Develop and deliver products professionally Flashcards
Who may put work into the sprint? what happens, if someone else does?
Only the team, as owner of the sprint, may put work into the sprint - during the planning and during the sprint. If someone else does, focus is lost and team ownership is undermined. If new work emerges during the sprint, the product owner and team must negotiate.
Why can a task/feature grow during development?
Because of poor backlog refinement. This leads to not reaching the sprint goal. In order to solve this, consider whole team in participating in the backlog grooming. Make sure to have a definition of ready also for backlog items.
What is the definition of ready?
- Clear: shared understanding of all team members by collaborative writing of acceptance criteria. The newer the topic to the team or the inexperiences, the more details are needed for the stories, the more the PO has to engage into sharing the vision and details to the team.
- Testable: 3-5 clearly defined, testable acceptance criteria.
- Feasible, meaning that is not so bid and not too complex, so that it can be implemented during one sprint. The sooner the PO can give a feedback, the better.
Why are non-functional requirements important and how to handle them?
They impact user experience and influence architecture and design decisions.

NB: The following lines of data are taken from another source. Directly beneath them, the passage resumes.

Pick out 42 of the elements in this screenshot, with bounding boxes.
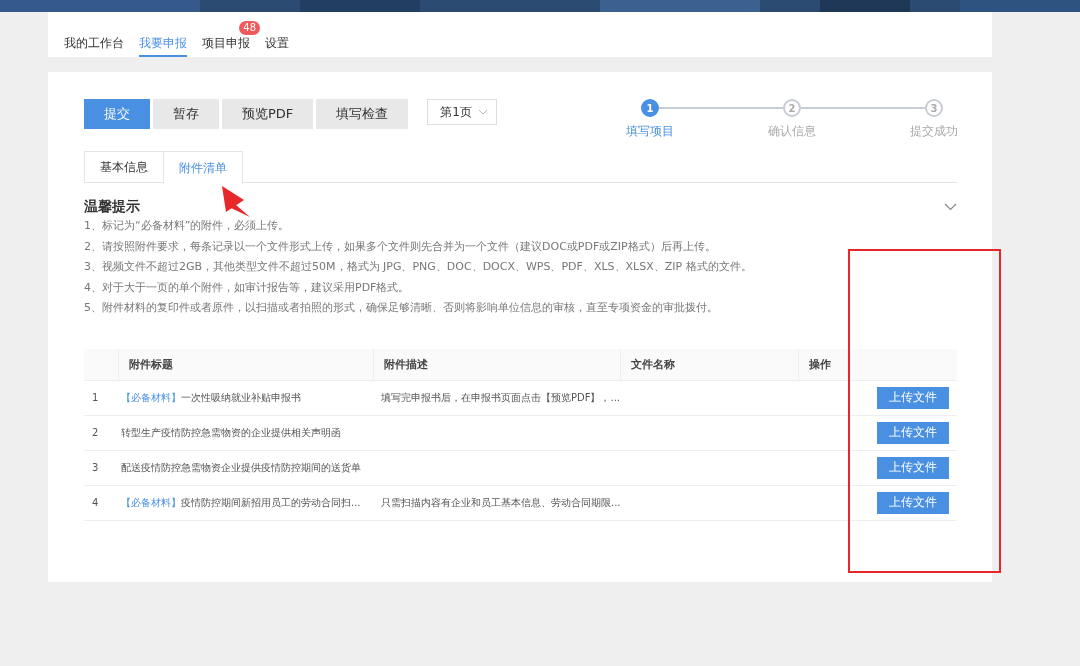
row-number: 1	[92, 392, 99, 403]
attachment-description: 填写完申报书后，在申报书页面点击【预览PDF】，...	[381, 390, 621, 405]
row-number: 4	[92, 497, 99, 508]
column-header: 文件名称	[631, 356, 675, 372]
chevron-down-icon	[477, 109, 488, 115]
required-tag: 【必备材料】	[121, 495, 181, 510]
required-tag: 【必备材料】	[121, 390, 181, 405]
tab[interactable]: 基本信息	[84, 151, 164, 182]
nav-tab[interactable]: 项目申报	[202, 35, 250, 57]
tips-title: 温馨提示	[84, 198, 140, 216]
nav-tab[interactable]: 设置	[265, 35, 289, 57]
step-number: 2	[783, 99, 801, 117]
step-number: 1	[641, 99, 659, 117]
attachment-title: 配送疫情防控急需物资企业提供疫情防控期间的送货单	[121, 460, 361, 475]
column-header: 附件标题	[129, 356, 173, 372]
count-badge: 48	[239, 21, 260, 35]
row-number: 2	[92, 427, 99, 438]
row-number: 3	[92, 462, 99, 473]
step-label: 提交成功	[910, 123, 958, 140]
page-select[interactable]: 第1页	[427, 99, 497, 125]
attachment-title: 疫情防控期间新招用员工的劳动合同扫...	[181, 495, 361, 510]
chevron-down-icon[interactable]	[944, 203, 957, 211]
tip-text: 3、视频文件不超过2GB，其他类型文件不超过50M，格式为 JPG、PNG、DOC、DOCX、WPS、PDF、XLS、XLSX、ZIP 格式的文件。	[84, 259, 753, 275]
column-header: 操作	[809, 356, 831, 372]
tip-text: 2、请按照附件要求，每条记录以一个文件形式上传，如果多个文件则先合并为一个文件（建议DOC或PDF或ZIP格式）后再上传。	[84, 238, 717, 255]
tab[interactable]: 附件清单	[163, 151, 243, 184]
step-label: 填写项目	[626, 123, 674, 140]
nav-tab[interactable]: 我要申报	[139, 35, 187, 57]
toolbar-button[interactable]: 预览PDF	[222, 99, 314, 129]
toolbar-button[interactable]: 暂存	[153, 99, 219, 129]
attachment-description: 只需扫描内容有企业和员工基本信息、劳动合同期限...	[381, 495, 621, 510]
tip-text: 5、附件材料的复印件或者原件，以扫描或者拍照的形式，确保足够清晰、否则将影响单位信息的审核，直至专项资金的审批拨付。	[84, 300, 719, 316]
tip-text: 4、对于大于一页的单个附件，如审计报告等，建议采用PDF格式。	[84, 279, 411, 296]
step-number: 3	[925, 99, 943, 117]
attachment-title: 一次性吸纳就业补贴申报书	[181, 390, 301, 405]
step-label: 确认信息	[768, 123, 816, 140]
nav-tab[interactable]: 我的工作台	[64, 35, 124, 57]
column-header: 附件描述	[384, 356, 428, 372]
arrow-annotation	[222, 186, 250, 217]
toolbar-button[interactable]: 填写检查	[316, 99, 409, 129]
tip-text: 1、标记为“必备材料”的附件，必须上传。	[84, 218, 291, 234]
attachment-title: 转型生产疫情防控急需物资的企业提供相关声明函	[121, 425, 341, 440]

Consider NFR when writing a story or create a public list of NFR and point to that from outside the story.
What are the key 10 questions for a product owner?
- Who are your product stakeholders? Who are the key stakeholders?
- What have you done in the past 5 sprints, to increase the chances of delivering a high-value product?
- How do you know if your product is successful and delivers high value?
- Would you be calm, letting the Dev Team(s) run the next two Sprints without talking to you?
5 How do you know if you’re doing a good job?
6 What have you done lately to increase the value of the Development Team?
7 Where do you want the product to be, in a year? What’s your top concern that it won’t be where you want it to be? What’s your part in helping the Scrum Team achieve that goal?
8 Given what you know today - if you could send a message through time, back to yourself 12 months back, what would that message be?
9 What features should be removed from the product? How do you know they should be removed? How can you tell that you can’t remove a feature?
10 In what ways are you a bottleneck for the software development supporting this product? How can you mitigate slowing down the product’s development?
How do you know if your product is successful and delivers high value?
Interviews? Metrics in the product? Alexa index? More money from stakeholders? Happier employees? Satisfied customers? Competition going out of business?
How do you know if you’re doing a good job as PO?
Does the PO have any metrics to look at? How are they relevant? Money in the bank? More users? More leads? Fewer bugs (reported from in-production systems)? Only high-value features in the product? Decreasing code base?
What have you done in the past 5 sprints, to increase the chances of delivering a high-value product?
Does the Dev Team have access to stakeholders as needed? Does the PO engage with stakeholders frequently? Does the PO act as a matchmaker between the Dev Team and stakeholders rather than a bottleneck? How are different needs from different stakeholders balanced? How does the PO track profit and loss? Does the PO ensure that user or stakeholder satisfaction is measured regularly? Does the PO keep a burn-up chart of “value points” delivered per Sprint, or is there some other way to guess or measure delivered value?
Who are your product stakeholders? Who are the key stakeholders?
Not knowing who your stakeholders are severely limits your chances of knowing how to meet market demand, meet the needs of the stakeholders, and generally being able to deliver a high-value product! It may be two people the PO knows by name, or it may be a set of target audiences around the world. Whatever it is, the PO should know this. In addition, the PO should do everything in their power to involve key stakeholders in Sprint Reviews to increase feedback and chances of always working on the most valuable things.